David Smyth: Thank you. That’s really encouraging. I want to give each other person just actually 30 seconds, just the last sort of comment that you might have it. Leave us with something encouraging. If you can. Yeah.
Elyssa Koren: Mine really is just one word, which is Dobbs.
I think that just remembering that Dobbs is not just a decision for the U. S., but for the world. And it just shows that the inevitability, that the other side projects with regard to this issue and how we’re ultimately losing and they’re winning is just not true. It’s just not true.
Calum Miller: Thank you. Yeah, for me, there are three things that give hope.
The first is that I believe in the power of truth. I think that in time people see the consequences of this. Just one example, Russia and China, two of the most big and powerful countries in the world, both in the last few years, have said that they are going to start limiting abortion, not necessarily for the right reasons, because they love women and children, but because they see that they’re dying out as a country.
And they see that they are having without children, they don’t have a future. And so people are beginning to see some of the consequences.
The second thing is I believe in the power of people. And we know that according to opinion polls, most people in the world are still pro-life. That’s quickly changing, which is why we need to be active, but most people in the world are still pro-life. And I believe that if they are given a voice, they will use it and they can make a huge difference.
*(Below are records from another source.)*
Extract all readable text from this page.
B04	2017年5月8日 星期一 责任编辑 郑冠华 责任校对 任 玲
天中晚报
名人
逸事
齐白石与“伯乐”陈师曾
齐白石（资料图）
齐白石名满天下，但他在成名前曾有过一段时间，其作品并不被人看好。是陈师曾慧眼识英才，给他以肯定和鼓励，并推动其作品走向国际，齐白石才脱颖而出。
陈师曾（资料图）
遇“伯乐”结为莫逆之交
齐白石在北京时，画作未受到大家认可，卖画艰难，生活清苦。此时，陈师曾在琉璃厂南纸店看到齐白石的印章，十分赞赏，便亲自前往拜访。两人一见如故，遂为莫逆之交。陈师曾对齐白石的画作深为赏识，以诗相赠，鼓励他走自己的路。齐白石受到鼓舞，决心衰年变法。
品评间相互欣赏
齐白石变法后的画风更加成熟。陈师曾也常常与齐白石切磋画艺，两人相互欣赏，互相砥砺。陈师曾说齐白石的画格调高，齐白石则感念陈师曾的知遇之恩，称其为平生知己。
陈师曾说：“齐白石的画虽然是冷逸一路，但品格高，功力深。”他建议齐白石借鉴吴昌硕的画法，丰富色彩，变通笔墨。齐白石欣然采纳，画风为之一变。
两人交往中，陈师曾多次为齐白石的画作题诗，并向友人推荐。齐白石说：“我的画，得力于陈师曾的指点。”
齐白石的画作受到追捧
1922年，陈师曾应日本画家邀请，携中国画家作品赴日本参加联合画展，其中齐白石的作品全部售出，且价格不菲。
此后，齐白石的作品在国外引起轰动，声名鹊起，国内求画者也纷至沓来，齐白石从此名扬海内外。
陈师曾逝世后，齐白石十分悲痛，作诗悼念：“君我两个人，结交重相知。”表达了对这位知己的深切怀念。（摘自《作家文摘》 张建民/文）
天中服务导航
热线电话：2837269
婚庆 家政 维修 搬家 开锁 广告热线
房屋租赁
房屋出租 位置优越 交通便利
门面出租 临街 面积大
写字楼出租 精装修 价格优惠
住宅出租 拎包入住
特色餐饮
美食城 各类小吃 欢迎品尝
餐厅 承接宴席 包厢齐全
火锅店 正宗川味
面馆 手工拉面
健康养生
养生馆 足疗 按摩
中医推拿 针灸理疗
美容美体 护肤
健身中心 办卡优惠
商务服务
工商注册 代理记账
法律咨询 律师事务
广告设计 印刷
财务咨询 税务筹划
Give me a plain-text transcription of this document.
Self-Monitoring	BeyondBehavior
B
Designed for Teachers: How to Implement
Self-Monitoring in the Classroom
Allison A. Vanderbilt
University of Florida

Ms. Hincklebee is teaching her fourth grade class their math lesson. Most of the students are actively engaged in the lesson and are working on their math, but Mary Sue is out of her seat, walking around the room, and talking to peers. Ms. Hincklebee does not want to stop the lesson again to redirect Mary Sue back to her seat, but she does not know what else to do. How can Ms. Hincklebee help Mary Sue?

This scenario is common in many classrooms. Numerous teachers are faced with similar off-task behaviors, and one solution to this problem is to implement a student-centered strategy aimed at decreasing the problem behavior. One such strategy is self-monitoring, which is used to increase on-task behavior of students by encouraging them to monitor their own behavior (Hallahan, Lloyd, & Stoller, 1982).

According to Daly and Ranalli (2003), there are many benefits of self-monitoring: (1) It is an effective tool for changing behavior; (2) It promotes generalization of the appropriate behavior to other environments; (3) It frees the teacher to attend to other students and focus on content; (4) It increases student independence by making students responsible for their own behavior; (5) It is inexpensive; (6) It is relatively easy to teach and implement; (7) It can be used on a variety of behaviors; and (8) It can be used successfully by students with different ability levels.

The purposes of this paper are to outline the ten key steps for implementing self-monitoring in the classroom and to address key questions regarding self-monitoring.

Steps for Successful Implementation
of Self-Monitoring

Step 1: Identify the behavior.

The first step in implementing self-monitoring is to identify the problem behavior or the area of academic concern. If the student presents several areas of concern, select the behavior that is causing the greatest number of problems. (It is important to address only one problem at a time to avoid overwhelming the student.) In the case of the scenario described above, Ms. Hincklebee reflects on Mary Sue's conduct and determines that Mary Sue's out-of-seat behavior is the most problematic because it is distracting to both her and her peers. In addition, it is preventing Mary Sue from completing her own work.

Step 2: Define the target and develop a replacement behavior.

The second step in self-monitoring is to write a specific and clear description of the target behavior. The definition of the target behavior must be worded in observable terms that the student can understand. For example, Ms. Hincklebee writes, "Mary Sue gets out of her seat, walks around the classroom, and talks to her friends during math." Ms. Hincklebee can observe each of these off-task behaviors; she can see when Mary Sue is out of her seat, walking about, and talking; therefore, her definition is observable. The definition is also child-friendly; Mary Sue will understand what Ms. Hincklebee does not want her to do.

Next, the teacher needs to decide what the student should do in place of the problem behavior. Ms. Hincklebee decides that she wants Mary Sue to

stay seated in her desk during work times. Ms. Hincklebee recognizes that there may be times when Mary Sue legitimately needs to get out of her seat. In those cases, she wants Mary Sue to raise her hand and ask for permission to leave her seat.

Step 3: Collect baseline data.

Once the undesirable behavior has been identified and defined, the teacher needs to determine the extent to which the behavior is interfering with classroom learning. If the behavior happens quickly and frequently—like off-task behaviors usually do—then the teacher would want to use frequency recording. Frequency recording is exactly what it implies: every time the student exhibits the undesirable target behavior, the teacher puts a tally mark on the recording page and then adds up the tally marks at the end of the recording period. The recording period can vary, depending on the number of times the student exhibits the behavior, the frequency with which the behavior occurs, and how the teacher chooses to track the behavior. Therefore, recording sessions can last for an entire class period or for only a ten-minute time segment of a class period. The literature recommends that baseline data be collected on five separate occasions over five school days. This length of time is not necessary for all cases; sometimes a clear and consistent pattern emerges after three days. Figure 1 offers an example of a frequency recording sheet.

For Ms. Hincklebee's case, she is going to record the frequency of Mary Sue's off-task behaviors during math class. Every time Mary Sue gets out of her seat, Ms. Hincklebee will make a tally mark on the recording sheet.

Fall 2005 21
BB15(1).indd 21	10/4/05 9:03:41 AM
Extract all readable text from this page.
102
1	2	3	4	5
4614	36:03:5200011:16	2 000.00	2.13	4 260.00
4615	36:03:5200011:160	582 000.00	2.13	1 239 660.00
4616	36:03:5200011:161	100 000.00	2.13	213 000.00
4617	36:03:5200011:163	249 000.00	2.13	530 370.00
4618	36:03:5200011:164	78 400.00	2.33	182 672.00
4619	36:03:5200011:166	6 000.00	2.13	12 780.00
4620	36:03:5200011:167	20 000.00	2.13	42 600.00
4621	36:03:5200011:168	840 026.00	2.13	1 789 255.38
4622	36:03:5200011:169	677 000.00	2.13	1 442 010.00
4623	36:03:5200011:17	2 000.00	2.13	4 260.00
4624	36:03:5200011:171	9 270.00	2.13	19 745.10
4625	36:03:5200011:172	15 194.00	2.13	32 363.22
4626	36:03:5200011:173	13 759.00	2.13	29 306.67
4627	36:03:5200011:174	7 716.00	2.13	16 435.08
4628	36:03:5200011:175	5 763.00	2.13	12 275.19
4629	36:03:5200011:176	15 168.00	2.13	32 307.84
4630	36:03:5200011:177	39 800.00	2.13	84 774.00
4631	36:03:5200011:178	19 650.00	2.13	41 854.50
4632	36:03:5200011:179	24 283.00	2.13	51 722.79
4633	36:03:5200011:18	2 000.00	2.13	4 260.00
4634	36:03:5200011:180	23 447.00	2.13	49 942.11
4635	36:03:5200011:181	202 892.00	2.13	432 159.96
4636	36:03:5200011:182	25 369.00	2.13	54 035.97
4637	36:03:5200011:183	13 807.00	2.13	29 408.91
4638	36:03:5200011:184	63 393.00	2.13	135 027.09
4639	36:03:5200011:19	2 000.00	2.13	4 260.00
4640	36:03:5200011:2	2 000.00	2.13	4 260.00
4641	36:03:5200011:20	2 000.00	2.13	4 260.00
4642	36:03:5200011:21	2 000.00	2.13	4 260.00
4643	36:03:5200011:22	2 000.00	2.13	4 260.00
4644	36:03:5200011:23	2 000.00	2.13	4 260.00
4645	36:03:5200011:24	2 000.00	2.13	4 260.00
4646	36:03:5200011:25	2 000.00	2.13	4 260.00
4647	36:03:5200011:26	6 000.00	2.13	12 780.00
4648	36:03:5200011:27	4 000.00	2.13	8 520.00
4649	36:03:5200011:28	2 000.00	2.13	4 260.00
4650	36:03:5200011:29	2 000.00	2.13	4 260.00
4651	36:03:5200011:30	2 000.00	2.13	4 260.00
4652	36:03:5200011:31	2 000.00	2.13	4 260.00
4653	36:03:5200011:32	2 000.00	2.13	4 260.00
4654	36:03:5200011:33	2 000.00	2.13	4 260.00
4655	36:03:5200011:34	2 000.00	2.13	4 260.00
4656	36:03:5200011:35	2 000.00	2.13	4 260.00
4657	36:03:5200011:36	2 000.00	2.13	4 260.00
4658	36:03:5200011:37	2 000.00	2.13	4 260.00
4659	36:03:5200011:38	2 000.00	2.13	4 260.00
Thirdly, I believe in the power of God, because despite those advantages, we still have a huge challenge. We are still a tiny, tiny David against a huge, huge Goliath. And the only thing that was in David’s favor was the Lord Himself. And I believe that’s who we have to rely on.
David Smyth: Thank you. Dawn, any final thoughts from you?
Dawn McAvoy: Yeah, Calum took mine actually. I was going to say people and Jesus. So, if I just say really quickly, when we’re talking to people in Northern Ireland and we go past labels pro-life, pro-choice, as Calum just said, actually, even if somebody aligns with a pro-choice label, when we actually in underneath that, nobody, apart from maybe 1% who are abortion activists, nobody denies the humanity of the pre-born child.
They’re motivated by compassion and the understanding of the need for human dignity. So, I think that’s somewhere to work from and build on.
And then ultimately, Jesus. Yes, that He has the victory and through Him we have the victory. And countering the lies of Satan with the truth of the gospel gives us hope.
David Smyth: Wow, what a great place to wrap this up. I’m so privileged and so thankful for my panel, for Elyssa, for Valerie, for Calum, for Dawn. I have so much to go away with and chew over and think about and I hope you do too. Thank you.